2022 — During the year ended December 31, 2022, the Company recognized impairment charges for the following properties in order to reduce their carrying values to their estimated fair values, as follows:
$94.8 million on four office properties due to the shortening of their expected hold periods; the fair value measurement was determined by estimating discounted cash flows using two significant unobservable inputs, which were the cash flow discount rate (range of 7.5% to 13%) and terminal capitalization rate (range of 5.5% to 8.75%); the properties were sold during 2023;
$12.5 million on two hotels and one office property based on their estimated selling price; the properties were sold during 2023;
$9.4 million on four land parcels based on their estimated selling prices. One parcel of the land was sold in November 2022.

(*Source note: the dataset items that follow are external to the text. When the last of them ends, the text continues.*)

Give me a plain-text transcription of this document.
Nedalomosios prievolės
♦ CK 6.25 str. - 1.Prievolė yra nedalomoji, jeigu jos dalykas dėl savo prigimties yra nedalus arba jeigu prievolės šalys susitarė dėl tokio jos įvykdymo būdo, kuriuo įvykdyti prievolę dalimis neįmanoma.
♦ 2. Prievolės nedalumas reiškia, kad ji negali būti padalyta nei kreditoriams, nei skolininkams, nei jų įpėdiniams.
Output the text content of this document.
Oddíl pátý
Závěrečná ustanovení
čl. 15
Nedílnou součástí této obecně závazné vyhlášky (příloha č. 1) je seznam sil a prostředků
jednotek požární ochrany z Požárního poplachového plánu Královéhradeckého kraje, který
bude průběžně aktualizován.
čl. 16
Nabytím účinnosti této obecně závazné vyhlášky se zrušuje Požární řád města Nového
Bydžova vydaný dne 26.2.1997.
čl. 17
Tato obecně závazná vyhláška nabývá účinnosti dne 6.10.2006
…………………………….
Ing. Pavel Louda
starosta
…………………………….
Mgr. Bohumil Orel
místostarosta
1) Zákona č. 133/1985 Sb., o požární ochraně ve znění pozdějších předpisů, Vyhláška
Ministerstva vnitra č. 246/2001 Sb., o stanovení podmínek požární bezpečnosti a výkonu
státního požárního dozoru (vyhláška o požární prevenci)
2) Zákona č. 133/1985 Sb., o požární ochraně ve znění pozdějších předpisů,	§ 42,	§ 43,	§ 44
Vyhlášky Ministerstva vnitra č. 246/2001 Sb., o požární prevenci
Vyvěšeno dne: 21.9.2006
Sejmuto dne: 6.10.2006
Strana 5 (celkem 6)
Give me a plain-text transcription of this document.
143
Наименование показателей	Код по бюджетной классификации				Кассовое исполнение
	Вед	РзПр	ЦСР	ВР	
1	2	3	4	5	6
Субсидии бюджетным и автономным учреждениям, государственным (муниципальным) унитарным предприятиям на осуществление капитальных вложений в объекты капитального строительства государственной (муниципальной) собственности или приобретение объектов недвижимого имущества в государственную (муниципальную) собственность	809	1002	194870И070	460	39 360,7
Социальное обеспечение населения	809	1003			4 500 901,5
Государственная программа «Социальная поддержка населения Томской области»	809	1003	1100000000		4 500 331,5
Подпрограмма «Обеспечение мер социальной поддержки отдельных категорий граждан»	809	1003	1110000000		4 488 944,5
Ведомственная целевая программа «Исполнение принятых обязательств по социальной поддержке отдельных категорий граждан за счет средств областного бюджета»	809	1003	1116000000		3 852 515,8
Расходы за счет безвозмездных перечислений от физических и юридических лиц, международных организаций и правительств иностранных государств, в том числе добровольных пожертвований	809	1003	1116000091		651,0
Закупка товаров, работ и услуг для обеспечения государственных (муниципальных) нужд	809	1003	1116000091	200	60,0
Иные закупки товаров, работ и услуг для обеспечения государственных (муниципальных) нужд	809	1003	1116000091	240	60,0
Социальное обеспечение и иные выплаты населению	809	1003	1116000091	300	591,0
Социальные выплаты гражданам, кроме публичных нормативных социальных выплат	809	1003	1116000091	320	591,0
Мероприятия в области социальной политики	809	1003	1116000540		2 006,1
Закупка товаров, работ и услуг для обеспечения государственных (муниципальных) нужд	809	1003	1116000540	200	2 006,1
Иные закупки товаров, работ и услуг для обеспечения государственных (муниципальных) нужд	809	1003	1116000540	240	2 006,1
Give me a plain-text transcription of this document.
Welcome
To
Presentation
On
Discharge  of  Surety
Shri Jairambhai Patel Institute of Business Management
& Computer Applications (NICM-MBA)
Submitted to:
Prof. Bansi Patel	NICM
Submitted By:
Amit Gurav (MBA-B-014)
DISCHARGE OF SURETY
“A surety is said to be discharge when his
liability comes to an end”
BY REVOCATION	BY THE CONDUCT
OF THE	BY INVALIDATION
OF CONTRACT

2021 — During the year ended December 31, 2021, the Company recognized impairment charges for the following properties in order to reduce their carrying values to their estimated fair values, as follows:
$6.0 million on one office property due to the shortening of its expected hold period; the fair value measurement was determined by estimating discounted cash flows using two significant unobservable inputs, which were the cash flow discount rate (8.0%) and terminal capitalization rate (5.75%); the property was sold in January 2022;
$7.4 million on two hotels due to the adverse effect of the COVID-19 pandemic has had on the hotel operations; the fair value measurement was determined by estimating discounted cash flows using two significant unobservable inputs, which were the cash flow discount rate (8.67%) and terminal capitalization rate (6.5%); the two hotels were sold in February 2023;
$20.8 million on several land parcels based on their estimated selling price;
$2.9 million on goodwill which was fully impaired based on management's impairment test.